Friend Friday

I had the lovely fortune to be seated next to Kevin Scott at the Inside Story, sponsored by SCBWI Western Washington, hosted by The Neverending Bookshop, at the Bellevue (WA) Public Library this past spring (if you are a local teacher, librarian or bookseller, you need to attend this event!). I was so touched by Kevin’s “story behind the story,” I invited him to be a Friend Friday on the spot. You’ll see below why his “story behind the story” was so compelling that evening, and you’ll see why you need to read Frederik Sandwich and the Earthquake that Couldn’t Possibly Be (Sourcebooks Jabberwocky) after you read Kevin’s post below.

Kevin Scott

 

I’m thrilled to be invited to introduce my books in such esteemed company. Thank you, Kirby!

My middle-grade Frederik Sandwich series is about a boy who cannot pronounce his own name, and his only friend, the weirdest girl in town.

In Frederik Sandwich and the Earthquake that Couldn’t Possibly Be (Sourcebooks Jabberwocky, 2018, the friends unearth a plot to murder the much-loved mayor of their borough. But when they try to raise the alarm, no one will listen. Why? Because he can’t pronounce his own name and she’s the weirdest girl in town.

But why can’t he pronounce his name?

It happens that Frederik’s parents, moments before his birth, recklessly emigrated to a gnarly nobble on top of another continent entirely. Frederik grows up in a land where his name is not pronounced as you or I might say it, but something more like Fg-ll-el-el-ek.

Like many an immigrant child, Frederik just wants to belong. He is a conscientious rule-follower, and the borough has lots of rules. The mayor insists upon them. Frederik’s friend Pernille meanwhile, is a total rule-ignorer. Their conflicting philosophies unlock secrets kept from the community for decades, and the shocking truth behind an earthquake that couldn’t possibly have been.

In book #2, Frederik Sandwich and the Mayor Who Lost Her Marbles (Sourcebooks Jabberwocky), Frederik and Pernille trigger social-media mass-hysteria, by accident. There isn’t really a zombie threat to the borough – that was a joke – a story they made up.

But the all-powerful mayor sees it differently. The panic might derail her showpiece Midsummer Festival. Pernille is arrested and taken away, leaving Frederik the rule-follower with only one recourse. To save his friend he will have to break every single rule in the borough simultaneously.

I started writing these stories one Halloween, at 4pm. I know this because it was the day my son was born.
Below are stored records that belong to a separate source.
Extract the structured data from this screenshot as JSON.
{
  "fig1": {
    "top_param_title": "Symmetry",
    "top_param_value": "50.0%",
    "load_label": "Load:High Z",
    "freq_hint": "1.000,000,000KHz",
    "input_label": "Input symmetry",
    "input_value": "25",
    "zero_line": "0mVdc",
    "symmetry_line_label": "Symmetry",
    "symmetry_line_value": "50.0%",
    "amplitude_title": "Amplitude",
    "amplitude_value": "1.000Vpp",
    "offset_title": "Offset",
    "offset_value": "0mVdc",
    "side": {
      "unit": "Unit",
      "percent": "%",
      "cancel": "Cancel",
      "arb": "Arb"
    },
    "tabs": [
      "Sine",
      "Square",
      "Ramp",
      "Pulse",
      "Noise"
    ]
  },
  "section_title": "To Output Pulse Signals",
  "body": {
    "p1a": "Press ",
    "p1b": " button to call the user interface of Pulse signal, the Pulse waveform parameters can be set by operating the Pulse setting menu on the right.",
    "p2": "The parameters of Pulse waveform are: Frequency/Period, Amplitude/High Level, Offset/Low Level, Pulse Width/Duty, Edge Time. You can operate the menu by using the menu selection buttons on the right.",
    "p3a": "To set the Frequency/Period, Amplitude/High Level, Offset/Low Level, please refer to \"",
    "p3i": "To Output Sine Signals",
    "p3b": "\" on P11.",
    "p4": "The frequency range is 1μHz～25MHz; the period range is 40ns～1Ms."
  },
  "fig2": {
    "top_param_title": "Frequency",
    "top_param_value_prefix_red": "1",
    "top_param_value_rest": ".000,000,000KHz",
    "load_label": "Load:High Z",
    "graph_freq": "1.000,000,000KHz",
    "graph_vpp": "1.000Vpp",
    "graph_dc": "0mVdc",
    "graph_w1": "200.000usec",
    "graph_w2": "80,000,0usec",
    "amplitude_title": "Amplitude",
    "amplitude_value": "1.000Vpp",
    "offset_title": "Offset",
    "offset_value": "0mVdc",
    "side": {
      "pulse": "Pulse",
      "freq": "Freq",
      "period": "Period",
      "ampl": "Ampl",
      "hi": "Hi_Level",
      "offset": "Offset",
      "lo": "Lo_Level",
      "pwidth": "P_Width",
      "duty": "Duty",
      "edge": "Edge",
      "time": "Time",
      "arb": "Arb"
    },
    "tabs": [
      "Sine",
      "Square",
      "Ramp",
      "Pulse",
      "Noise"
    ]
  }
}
My wife and I had recently, recklessly moved from the Pacific Northwest to the ancient kingdom of Denmark. How hard could it be to have our first child in a new country where we didn’t speak the language, after all? They surely had babies there too?

At 4pm that Halloween, I found myself in a crumbling 19th century hospital. It was already dark. Rain was lashing the windows. My son, hours old, was asleep in a plastic tub. My wife was sleeping too, exhausted and drugged from childbirth.

But I was wide awake. Because it had suddenly dawned on me I was in a foreign country, where I couldn’t speak the language, with a new-born baby. And I had no idea what any of the rules were.

My son, I realized, would grow up at a massive disadvantage. Unable to pronounce the impenetrable language, oblivious to basic expectations.

In my panic, I grabbed a hospital pen and a sheet of hospital paper and started writing a list of the many ways I had failed my child and the trials he would face in future.

That list became Frederik Sandwich and the Earthquake that Couldn’t Possibly Be. The cover says the book is for ages 8 to 12, but I think of it as 8 to 112. It’s more inclusive. And as Pernille would say, rules are for fools!

Frederik Sandwich and the Earthquake that Couldn’t Possibly Be (Sourcebooks Jabberwocky,)

Frederik Sandwich and the Mayor who Lost Her Marbles (Sourcebooks Jabberwocky)

Kevin John Scott is the author of Frederik Sandwich and the Earthquake that Couldn’t Possibly Be (Sourcebooks Jabberwocky, 2018). The sequel, Frederik Sandwich and the Mayor Who Lost Her Marbles will be released in February 2019.  Kevin was born in the oldest town in Britain and has lived in a jumble of peculiar countries. Today he lives near Seattle with his wife and son.